Sir: The Mutual Union of Tiv in America (MUTA) is appealing to President Muhammadu Buhari to take urgent action to ensure the safe return of a million Tiv and other citizens displaced by violence in Benue, Nasarawa, and Taraba states.

As an association of Tiv people in America with a mission to advance the wellbeing of Tiv people globally, MUTA is concerned that millions of citizens, most of them fellow Tiv kinsmen, have remained cut off from their communities for several years, with no government policy plan to return them to their homes.

In Benue State, about half a million men, women, and children remain in destitute conditions in makeshift camps created for Internally Displaced Persons (IDP). Hundreds of thousands of Tiv people in Taraba State have also been displaced as their towns and villages were overran and renamed by the Jukun.

In Nasarawa State, despite the efforts of, Governor Abdullahi Sule, to resettle the IDPs, rebuilding communities remains a challenge, and abject poverty reigns. In all three states, the problems were engendered by violent attacks resulting in mass killings, the burning and looting of homes, and the destruction of farms and property.

The situation in Benue State
The displacement in Benue State started in 2013 when armed Fulani herdsmen attacked and wreaked havoc on communities in Guma Local Government Area. These attacks have continued over the years with communities in 20 of the 23 local government areas of Benue State affected. These invasions have resulted in the massacre of thousands of people, wholesale destruction of communities, and often, total obliteration of economic and cultural assets.

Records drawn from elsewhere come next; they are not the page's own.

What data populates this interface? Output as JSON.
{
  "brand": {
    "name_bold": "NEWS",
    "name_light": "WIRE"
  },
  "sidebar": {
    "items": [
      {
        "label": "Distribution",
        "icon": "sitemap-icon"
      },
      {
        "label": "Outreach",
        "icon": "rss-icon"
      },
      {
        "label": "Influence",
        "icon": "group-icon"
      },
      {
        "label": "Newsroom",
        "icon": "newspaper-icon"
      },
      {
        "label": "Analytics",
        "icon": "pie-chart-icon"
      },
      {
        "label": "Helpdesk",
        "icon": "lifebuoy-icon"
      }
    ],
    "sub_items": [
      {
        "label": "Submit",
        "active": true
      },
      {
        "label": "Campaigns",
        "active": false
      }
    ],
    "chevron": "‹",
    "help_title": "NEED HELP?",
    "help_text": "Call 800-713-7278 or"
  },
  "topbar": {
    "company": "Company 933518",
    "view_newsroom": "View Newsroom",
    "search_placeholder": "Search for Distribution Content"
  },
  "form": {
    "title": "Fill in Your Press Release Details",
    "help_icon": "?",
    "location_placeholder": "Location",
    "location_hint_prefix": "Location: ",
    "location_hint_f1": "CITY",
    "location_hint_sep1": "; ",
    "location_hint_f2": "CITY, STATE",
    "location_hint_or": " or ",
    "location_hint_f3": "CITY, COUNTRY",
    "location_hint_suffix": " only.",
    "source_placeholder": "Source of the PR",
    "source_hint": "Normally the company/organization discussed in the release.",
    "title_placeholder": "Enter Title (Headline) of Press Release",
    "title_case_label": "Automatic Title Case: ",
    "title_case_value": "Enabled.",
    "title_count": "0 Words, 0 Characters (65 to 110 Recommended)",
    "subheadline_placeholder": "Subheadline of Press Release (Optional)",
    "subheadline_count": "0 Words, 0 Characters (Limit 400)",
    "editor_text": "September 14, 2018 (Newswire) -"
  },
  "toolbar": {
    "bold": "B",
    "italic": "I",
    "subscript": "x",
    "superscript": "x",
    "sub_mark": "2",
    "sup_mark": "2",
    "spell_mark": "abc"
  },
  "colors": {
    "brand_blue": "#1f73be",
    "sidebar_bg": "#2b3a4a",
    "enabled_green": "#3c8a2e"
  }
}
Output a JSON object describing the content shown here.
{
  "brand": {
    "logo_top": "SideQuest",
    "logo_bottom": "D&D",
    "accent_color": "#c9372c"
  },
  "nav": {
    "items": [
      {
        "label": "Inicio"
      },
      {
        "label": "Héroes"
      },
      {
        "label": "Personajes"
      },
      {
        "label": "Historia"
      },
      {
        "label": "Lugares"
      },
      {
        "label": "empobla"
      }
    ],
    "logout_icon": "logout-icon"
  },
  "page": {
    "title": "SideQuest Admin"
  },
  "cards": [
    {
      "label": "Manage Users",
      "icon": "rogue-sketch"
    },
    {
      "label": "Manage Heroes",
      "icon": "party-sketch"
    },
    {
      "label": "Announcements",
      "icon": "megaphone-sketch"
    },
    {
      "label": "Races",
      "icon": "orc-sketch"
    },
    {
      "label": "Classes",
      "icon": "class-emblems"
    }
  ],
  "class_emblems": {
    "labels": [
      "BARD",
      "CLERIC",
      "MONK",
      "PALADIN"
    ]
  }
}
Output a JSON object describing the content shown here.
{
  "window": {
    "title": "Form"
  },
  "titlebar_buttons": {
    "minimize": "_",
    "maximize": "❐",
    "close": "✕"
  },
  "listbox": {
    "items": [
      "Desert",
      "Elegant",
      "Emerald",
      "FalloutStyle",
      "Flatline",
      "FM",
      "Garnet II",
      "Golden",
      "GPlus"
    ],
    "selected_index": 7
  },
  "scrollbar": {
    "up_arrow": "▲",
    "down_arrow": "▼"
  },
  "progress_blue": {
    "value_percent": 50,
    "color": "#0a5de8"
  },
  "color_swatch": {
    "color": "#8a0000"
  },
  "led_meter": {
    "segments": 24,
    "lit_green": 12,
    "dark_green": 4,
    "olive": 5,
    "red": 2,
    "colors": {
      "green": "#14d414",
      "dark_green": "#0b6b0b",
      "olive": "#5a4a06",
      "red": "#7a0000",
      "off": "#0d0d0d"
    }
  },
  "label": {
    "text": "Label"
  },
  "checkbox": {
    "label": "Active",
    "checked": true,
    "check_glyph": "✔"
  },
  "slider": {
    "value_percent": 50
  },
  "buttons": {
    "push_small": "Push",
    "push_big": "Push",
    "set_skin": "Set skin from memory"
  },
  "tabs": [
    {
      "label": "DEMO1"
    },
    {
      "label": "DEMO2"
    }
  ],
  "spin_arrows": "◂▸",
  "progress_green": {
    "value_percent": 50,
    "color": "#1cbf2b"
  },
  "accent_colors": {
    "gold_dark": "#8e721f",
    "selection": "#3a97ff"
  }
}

Fleeing families now occupy several IDP camps across the state, with many more cohabiting with relatives in overcrowded and extremely vulnerable spaces. Benue State has 27 IDP camps accommodating more than half a million displaced citizens. The Benue State Emergency Management Agency (SEMA) classifies eight of the camps as official while the remaining 19 are unofficial. Official camps usually have SEMA staff on-site while unofficial camps are not staffed, receiving limited SEMA support.

Currently, large swaths of the lands vacated by the displaced people have been occupied by their violators. In Kwande Local Council, for example, the communities of Moon have lost their lands to armed herders who graze their cows freely while the real owners languish in IDP camps. The story is similar in Guma and other surrounding local government areas in Lower Benue.

While most of the displaced persons have expressed the desire to return to their communities, this has not been possible because of continuing insecurity as the few who went back to their communities in an attempt to rebuild their lives were killed by the occupying herders.

We interpret these killings, displacements, and land grabbing as part of a larger ethnic cleansing agenda against the Tiv. We demand that the Federal Government provides the necessary security and facilitates the return of the displaced people to their rightful communities and with full citizenship rights. We want to point out that while we are not against Fulani herdsmen residing and legally practising their trade-in Benue, it is only necessary that they be good neighbours, posing no security threat to the local communities.

Prof. Joseph T. Zume and Simon Kusugh for MUTA
Why the IDPs must be resettled
It is important that the displaced people return to their communities to end the many years of want and squalor. Most of these people are smallholder farmers who depend on the soil for their livelihood. The impact of the years already spent away from home will be felt, not just by the people experiencing the displacement but by their succeeding generations. Life in the IDP camps is simply unimaginable. Sanitation is non-existent and daily living conditions are horrendous and untenable.

IDP camps are terrains of mass starvation. For people who used to produce their own food and contribute effectively to the Nigerian food value chain, having to helplessly rely on the benevolence of others for daily survival is both humiliating and intolerable.

The most heartbreaking effects of the displacements have been on children, thousands of whom have been deprived of the opportunity to education. When a child misses one year of schooling, he or she might recover, but when a child cannot go to school year after year, that child stands a little chance of having a successful educational experience.

It is therefore essential that the government come out with a resettlement plan and take needed actions to provide security and economic empowerment for the displaced families to return to their communities.